If this is as a genuine vulnerability, I generally abide by Google Project Zero's industry standard disclosure timing guidance. 

I thank you for your time and diligence in investigating this report. As someone who handled some vulnerability disclosure reports in my previous day job, I sincerely apologize if I am misunderstanding some part of this system and have produced an erroneous "noise" report. 

Thank you again for your time, 

- g1a55er
  1. I am fully aware of Betteridge’s law of headlines. I am attempting to subvert it in my corner of the Internet. When I write a headline that ends with a question mark, it means that I am actually unsure what the answer is. In this case, I am unsure whether or not this behavior can be exploited, and am open to be persuaded in either direction. 

  2. There’s also an escrow mechanism for easier iCloud Keychain recovery. It’s described on page 131 and 132 of the Apple Platform Security documentation. It’s fairly complicated - it presents the user with a lot of options with various non-obvious trade-offs. So, I’d like to postpone discussing it at length until I can dedicate time to it justice in its own post. For the purposes of this post, I’ll just assume I have a reliable way of rotating this escrow record on demand, or that the threat model does not demand rotation of the escrow record to restore security.  2

  3. One thing I considered is that Apple might for some reason only do this when ADP is first enabled, but that does not make any sense for two reasons. The first is that I also tested freshly enabling ADP on a new account for the first time and did not see TLK rotation. The second is that if you disable ADP, according to page 117 of the Apple Platform Security documentation, your device re-uploads the service keys to Apple. So to fulfill the promise that Apple never had access to your keys, it must rotate them each time ADP is toggled. 
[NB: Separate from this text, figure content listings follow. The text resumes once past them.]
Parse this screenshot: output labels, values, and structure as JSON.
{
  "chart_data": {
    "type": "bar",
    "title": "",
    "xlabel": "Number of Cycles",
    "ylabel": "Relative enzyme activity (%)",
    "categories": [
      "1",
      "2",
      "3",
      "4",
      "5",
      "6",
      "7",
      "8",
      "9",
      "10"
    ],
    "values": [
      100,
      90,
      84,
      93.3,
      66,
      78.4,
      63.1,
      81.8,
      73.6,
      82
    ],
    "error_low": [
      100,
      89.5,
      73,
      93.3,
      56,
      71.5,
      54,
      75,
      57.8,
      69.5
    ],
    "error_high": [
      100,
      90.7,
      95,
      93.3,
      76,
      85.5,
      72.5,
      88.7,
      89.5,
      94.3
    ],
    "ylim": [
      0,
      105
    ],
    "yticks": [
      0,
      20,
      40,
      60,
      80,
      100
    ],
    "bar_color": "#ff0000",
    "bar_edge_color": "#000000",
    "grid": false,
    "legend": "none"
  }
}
  4. I compared the UUIDs shown in the the “Current TLK”, “Current ClassA”, and “Current ClassC” fields shown for each service in the output of the ckksctl show command. I assume the “Current TLK” field is for the Top Level Key for that service, and then the ClassA and ClassC keys are the complete protection and “protected until first user authentication” protection levels documented here

  5. To see the TLK items in Keychain Access, make sure you have the “View” -> “Show Invisible Items” option enabled, and then search for “tlk” while selecting the iCloud Keychain in the left sidebar.